Time magazine dubbed the "Silence Breakers" behind the #MeToo movement Time Person of the Year in 2017. American journalists in conversation at NPR wrote of the series of allegations feeling like a tipping point for societal treatment of sexual misconduct, distinguished from prior sexual misconduct public debates by the public trust put in the celebrity accusers, as opposed to prior cases of publicly unknown accusers. Other journalists doubted that the trend would hold.
In April 2018, The New York Times and The New Yorker were awarded the Pulitzer Prize for Public Service "for their coverage of the sexual abuse of women in Hollywood and other industries around the world."

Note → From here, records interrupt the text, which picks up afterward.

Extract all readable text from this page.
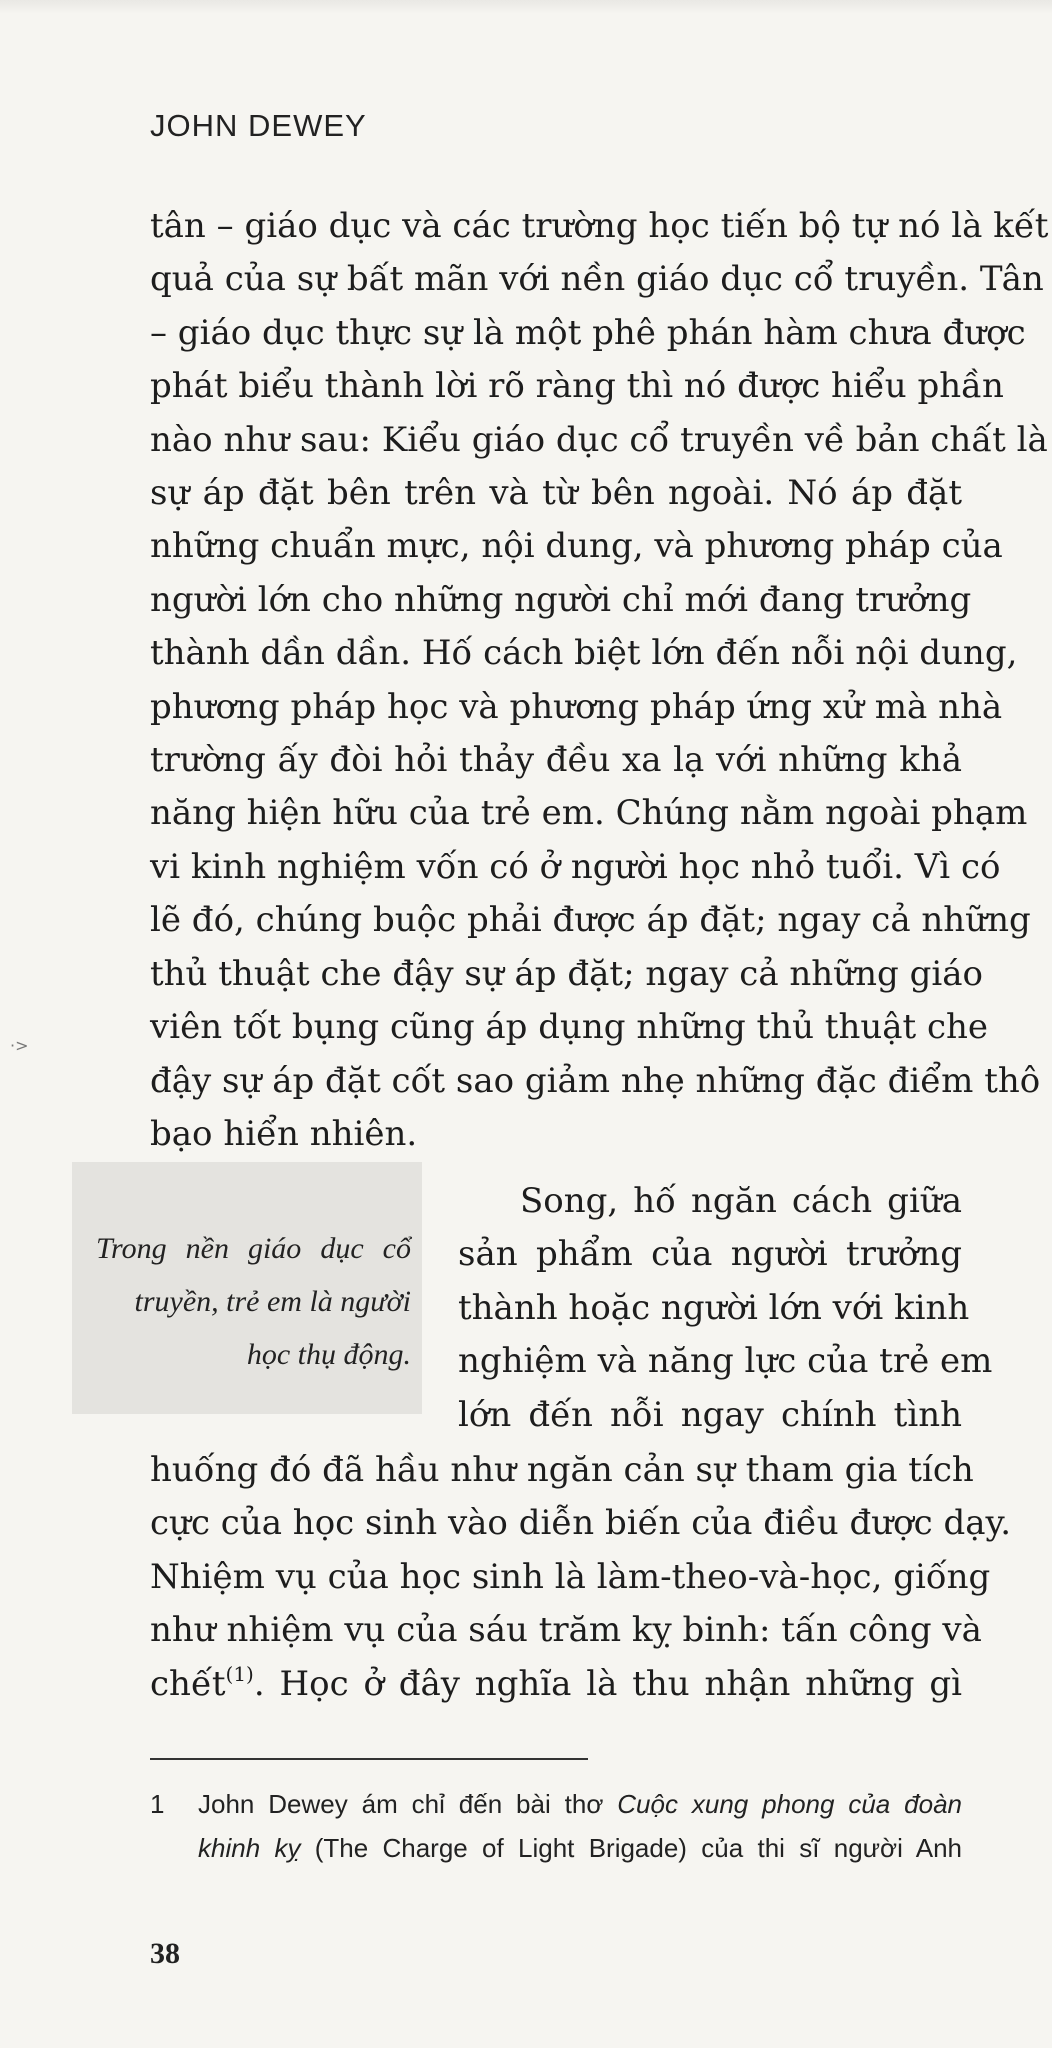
JOHN DEWEY
·>
tân – giáo dục và các trường học tiến bộ tự nó là kết
quả của sự bất mãn với nền giáo dục cổ truyền. Tân
– giáo dục thực sự là một phê phán hàm chưa được
phát biểu thành lời rõ ràng thì nó được hiểu phần
nào như sau: Kiểu giáo dục cổ truyền về bản chất là
sự áp đặt bên trên và từ bên ngoài. Nó áp đặt
những chuẩn mực, nội dung, và phương pháp của
người lớn cho những người chỉ mới đang trưởng
thành dần dần. Hố cách biệt lớn đến nỗi nội dung,
phương pháp học và phương pháp ứng xử mà nhà
trường ấy đòi hỏi thảy đều xa lạ với những khả
năng hiện hữu của trẻ em. Chúng nằm ngoài phạm
vi kinh nghiệm vốn có ở người học nhỏ tuổi. Vì có
lẽ đó, chúng buộc phải được áp đặt; ngay cả những
thủ thuật che đậy sự áp đặt; ngay cả những giáo
viên tốt bụng cũng áp dụng những thủ thuật che
đậy sự áp đặt cốt sao giảm nhẹ những đặc điểm thô
bạo hiển nhiên.
Trong nền giáo dục cổ
truyền, trẻ em là người
học thụ động.
Song, hố ngăn cách giữa
sản phẩm của người trưởng
thành hoặc người lớn với kinh
nghiệm và năng lực của trẻ em
lớn đến nỗi ngay chính tình
huống đó đã hầu như ngăn cản sự tham gia tích
cực của học sinh vào diễn biến của điều được dạy.
Nhiệm vụ của học sinh là làm-theo-và-học, giống
như nhiệm vụ của sáu trăm kỵ binh: tấn công và
chết$^{(1)}$. Học ở đây nghĩa là thu nhận những gì
1 John Dewey ám chỉ đến bài thơ Cuộc xung phong của đoàn
khinh kỵ (The Charge of Light Brigade) của thi sĩ người Anh
38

In 2019, the documentary Untouchable was released, featuring interviews from several of Weinstein's accusers, including Rosanna Arquette and Paz de la Huerta. On September 10, 2019, a nonfiction book written by Jodi Kantor and Megan Twohey called She Said: Breaking the Sexual Harassment Story That Helped Ignite a Movement was published, which follows the process of their investigation, both behind the scenes and in public.
The "Me Too" campaign spread to other countries and languages over social media in Asia, Europe, Latin and North America.
In North America, Canadian comedy festival founder Gilbert Rozon resigned and over a dozen individuals accused Quebec television host and producer Éric Salvail of sexual misconduct.
In Europe, allegations against multiple British politicians created a public scandal and led to the suspension and resignations of three officials. In France, political organizations close to the Socialist Party, in particular the Union Nationale des Étudiants de France (UNEF), were accused of systemic sexual harassment. The French daily newspaper Le Monde published in November 2017 two articles on alleged sexual harassment and predation supported by former UNEF presidents, Jean-Baptiste Prévost and Emmanuel Zemmour. In an editorial, more than eighty UNEF female members and militants came forward to accuse the Union of "sexual violence".